"Popular gratitude, in its simple and credulous joy, fed itself with marvellous tales of their deeds of arms, exalted their valour, and united in its prayers its generous liberators with even the powers of Heaven. So natural is it for misfortune to deify those who bring it consolation.
"In those old times, as power was a right, courage was of course a virtue. These men, to whom was given, in the end, the name of Knights, carried this virtue to the highest degree.

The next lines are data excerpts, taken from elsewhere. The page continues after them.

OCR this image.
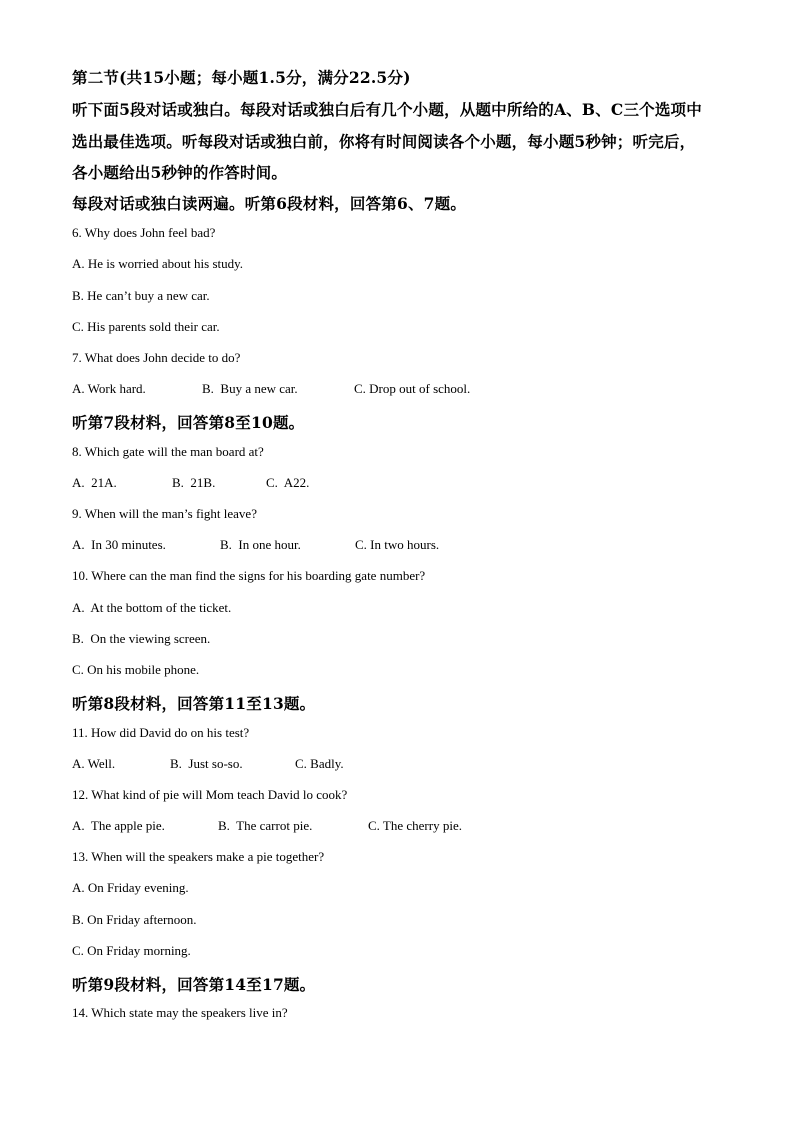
第二节(共15小题；每小题1.5分，满分22.5分)
听下面5段对话或独白。每段对话或独白后有几个小题，从题中所给的A、B、C三个选项中
选出最佳选项。听每段对话或独白前，你将有时间阅读各个小题，每小题5秒钟；听完后，
各小题给出5秒钟的作答时间。
每段对话或独白读两遍。听第6段材料，回答第6、7题。
6. Why does John feel bad?
A. He is worried about his study.
B. He can’t buy a new car.
C. His parents sold their car.
7. What does John decide to do?
A. Work hard.	B.  Buy a new car.	C. Drop out of school.
听第7段材料，回答第8至10题。
8. Which gate will the man board at?
A.  21A.	B.  21B.	C.  A22.
9. When will the man’s fight leave?
A.  In 30 minutes.	B.  In one hour.	C. In two hours.
10. Where can the man find the signs for his boarding gate number?
A.  At the bottom of the ticket.
B.  On the viewing screen.
C. On his mobile phone.
听第8段材料，回答第11至13题。
11. How did David do on his test?
A. Well.	B.  Just so-so.	C. Badly.
12. What kind of pie will Mom teach David lo cook?
A.  The apple pie.	B.  The carrot pie.	C. The cherry pie.
13. When will the speakers make a pie together?
A. On Friday evening.
B. On Friday afternoon.
C. On Friday morning.
听第9段材料，回答第14至17题。
14. Which state may the speakers live in?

Cowardice was punished amongst them as an unpardonable crime; falsehood they held in horror; perfidy and breach of promise they branded with infamy; nor have the most celebrated legislators of antiquity any thing comparable to their statutes.
"This league of warriors maintained itself for more than a century in all its pristine simplicity, because the circumstances amidst which it rose changed but slowly; but when a great political and religious movement announced the revolution about to take place in the minds of men, then chivalry took a legal form, and a rank amidst authorised institutions.

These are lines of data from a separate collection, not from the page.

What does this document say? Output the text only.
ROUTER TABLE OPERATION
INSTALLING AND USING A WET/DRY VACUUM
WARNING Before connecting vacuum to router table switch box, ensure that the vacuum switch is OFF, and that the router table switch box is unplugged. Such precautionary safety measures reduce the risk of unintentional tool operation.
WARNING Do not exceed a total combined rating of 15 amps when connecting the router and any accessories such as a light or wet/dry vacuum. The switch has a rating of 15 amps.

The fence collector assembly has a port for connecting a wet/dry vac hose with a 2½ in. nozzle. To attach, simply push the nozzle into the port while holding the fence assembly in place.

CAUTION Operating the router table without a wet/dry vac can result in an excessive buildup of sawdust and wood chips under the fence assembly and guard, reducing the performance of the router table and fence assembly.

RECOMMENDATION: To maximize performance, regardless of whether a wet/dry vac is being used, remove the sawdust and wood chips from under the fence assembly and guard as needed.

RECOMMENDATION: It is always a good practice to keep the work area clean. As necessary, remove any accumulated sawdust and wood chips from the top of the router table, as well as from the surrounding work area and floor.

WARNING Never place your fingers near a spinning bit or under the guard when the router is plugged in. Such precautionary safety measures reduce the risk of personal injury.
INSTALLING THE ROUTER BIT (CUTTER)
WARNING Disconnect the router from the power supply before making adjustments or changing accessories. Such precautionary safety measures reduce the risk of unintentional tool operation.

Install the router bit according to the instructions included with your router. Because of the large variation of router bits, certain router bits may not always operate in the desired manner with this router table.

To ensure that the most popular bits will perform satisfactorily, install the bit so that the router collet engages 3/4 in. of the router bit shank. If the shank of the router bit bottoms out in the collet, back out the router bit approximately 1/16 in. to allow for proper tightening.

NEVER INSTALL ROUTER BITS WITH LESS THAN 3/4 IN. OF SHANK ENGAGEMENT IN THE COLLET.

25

"The crusades, and the emancipation of the cities which marked the apogee of the feudal government, are the two events which most contributed to the destruction of chivalry. True it is, that then also it found its greatest splendour; but it lost its virtuous independence and its simplicity of manners.
"Kings soon found all the benefit they might derive from an armed association which should hold a middle place between the crown and those too powerful vassals who usurped all its prerogatives. From that time, kings created knights, and bound them to the throne by all the forms used in feudal investiture. But the particular character of those distant times was the pride of privileges; and the crown could not devise any, without the nobility arrogating to itself the same. Thus the possessors of the greater feofs hastened to imitate their monarch. Not only did they create knights, but this title, dear in a nation's gratitude, became their hereditary privilege. This invasion stopped not there, lesser chiefs imitated their sovereigns, and chivalry, losing its ancient unity, became no more than an honourable distinction, the principles of which, however, had for long a happy influence upon the fate of the people."
Such then was the position of France towards the end of the twelfth century. A monarch, with limited revenues and curtailed privileges; a multitude of petty sovereigns, each despotic in his own territories; a chivalrous and ardent nobility; a population of serfs, just learning to dream of liberty; a soil rich, but overgrown with forests, and almost abandoned to itself; an immense body of the inhabitants living by rapine, and a total want of police and of civil government.
The crusade against Saladin was over.--Richard Cœur de Lion was dead, and Constantinople had just fallen into the hands of a body of French knights at the time this tale begins. At the same period, John Lackland held the sceptre of the English kings with a feeble hand, and a poor and dastardly spirit; while Philip Augustus, with grand views, but a limited power, sat firmly on the throne of France; and by the vigorous impulse of a great, though a passionate and irregular mind, hurried forward his kingdom, and Europe along with it, towards days of greatness and civilisation, still remote.
CHAPTER II.
Seven hundred years ago, the same bright summer sun was shining in his glory, that now rolls past before my eyes in all the beneficent majesty of light. It was the month of May, and every thing in nature seemed to breathe of the fresh buoyancy of youth. There was a light breeze in the sky, that carried many a swift shadow over mountain, plain, and wood. There was a springy vigour in the atmosphere, as if the wind itself were young. The earth was full of flowers, and the woods full of voice; and song and perfume shared the air between them.
Such was the morning when a party of travellers took their way slowly up the south-eastern side of the famous Monts d'Or in Auvergne. The road, winding in and out through the immense forest which covered the base of the hills, now showed, now concealed, the abrupt mountain-peaks starting out from their thick vesture of wood, and opposing their cold blue summits to the full blaze of the morning sun. Sometimes, turning round a sharp angle of the rock, the trees would break away and leave the eye full room to roam, past the forest hanging thick upon the edge of the slope, over valleys and hills, and plains beyond, to the far wanderings of the Allier through the distant country. Nor did the view end here; for the plains themselves, lying like a map spread out below, stretched away to the very sky: and even there, a few faint blue shadows, piled up in the form of peaks and cones, left the mind uncertain whether the Alps themselves did not there bound the view, or whether some fantastic clouds did not combine with that bright deceiver, fancy, to cheat the eye.